Abstract

In 1958, J. Woodland Hastings and Beatrice M. Sweeney tested the ability of different wavelengths of light—corresponding to different colors—to shift the circadian rhythm in the photosynthetic marine dinoflagellate Gonyaulax polyedra. The greatest power to reset the organism’s daily meter lay in the blues, with a precipitous decline into the greens and a modest boost in the reds. Hastings and Sweeney’s paper, published in the December 1958 Biological Bulletin, gathered dust for decades. No one thought these findings might hold any relevance for humans, whose circadian rhythms were then widely believed to be relatively insensitive to light. But scientific discoveries in the past two decades have changed all that.

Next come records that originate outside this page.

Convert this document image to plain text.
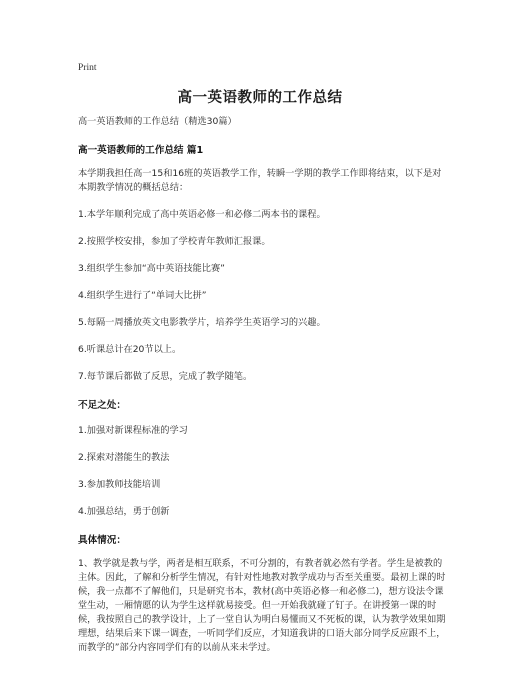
Print
高一英语教师的工作总结

高一英语教师的工作总结（精选30篇）

高一英语教师的工作总结 篇1

本学期我担任高一15和16班的英语教学工作，转瞬一学期的教学工作即将结束，以下是对本期教学情况的概括总结：

1.本学年顺利完成了高中英语必修一和必修二两本书的课程。

2.按照学校安排，参加了学校青年教师汇报课。

3.组织学生参加“高中英语技能比赛”

4.组织学生进行了“单词大比拼”

5.每隔一周播放英文电影教学片，培养学生英语学习的兴趣。

6.听课总计在20节以上。

7.每节课后都做了反思，完成了教学随笔。

不足之处：

1.加强对新课程标准的学习

2.探索对潜能生的教法

3.参加教师技能培训

4.加强总结，勇于创新

具体情况：

1、教学就是教与学，两者是相互联系，不可分割的，有教者就必然有学者。学生是被教的主体。因此，了解和分析学生情况，有针对性地教对教学成功与否至关重要。最初上课的时候，我一点都不了解他们，只是研究书本，教材(高中英语必修一和必修二)，想方设法令课堂生动，一厢情愿的认为学生这样就易接受。但一开始我就碰了钉子。在讲授第一课的时候，我按照自己的教学设计，上了一堂自认为明白易懂而又不死板的课，认为教学效果如期理想，结果后来下课一调查，一听同学们反应，才知道我讲的口语大部分同学反应跟不上，而教学的”部分内容同学们有的以前从来未学过。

Not only does light reset the human circadian rhythm, but the same blue light that has the strongest impact on dinoflagellates has equal power to reset our own clocks—although most visible wavelengths can reset the clock, the blues do the job with the greatest efficiency. Now researchers are finding increasingly that an out-of-phase circadian rhythm is a health hazard. “Maintaining synchronized circadian rhythms is important to health and well-being,” says Dieter Kunz, director of the Sleep Research and Clinical Chronobiology Research Group at Charite–Universitatsmedizin Berlin. “A growing body of evidence suggests that a desynchronization of circadian rhythms may play a role in various tumoral diseases, diabetes, obesity, and depression.” Shift workers, whom Kunz calls “a model for internal desynchronization,” are known to experience increased morbidity and mortality for a number of diseases, including cardiovascular disorders and cancer. In fact, in 2007, the World Health Organization decreed that shift work is a risk factor for breast cancer, and on that basis, in 2009, the Danish government began compensating some female shift workers with breast cancer. At the same time, researchers have repeatedly shown that bright white light has the power to mitigate depression and other maladies of mood. An emergent recent literature suggests that blue light may be particularly potent for such applications.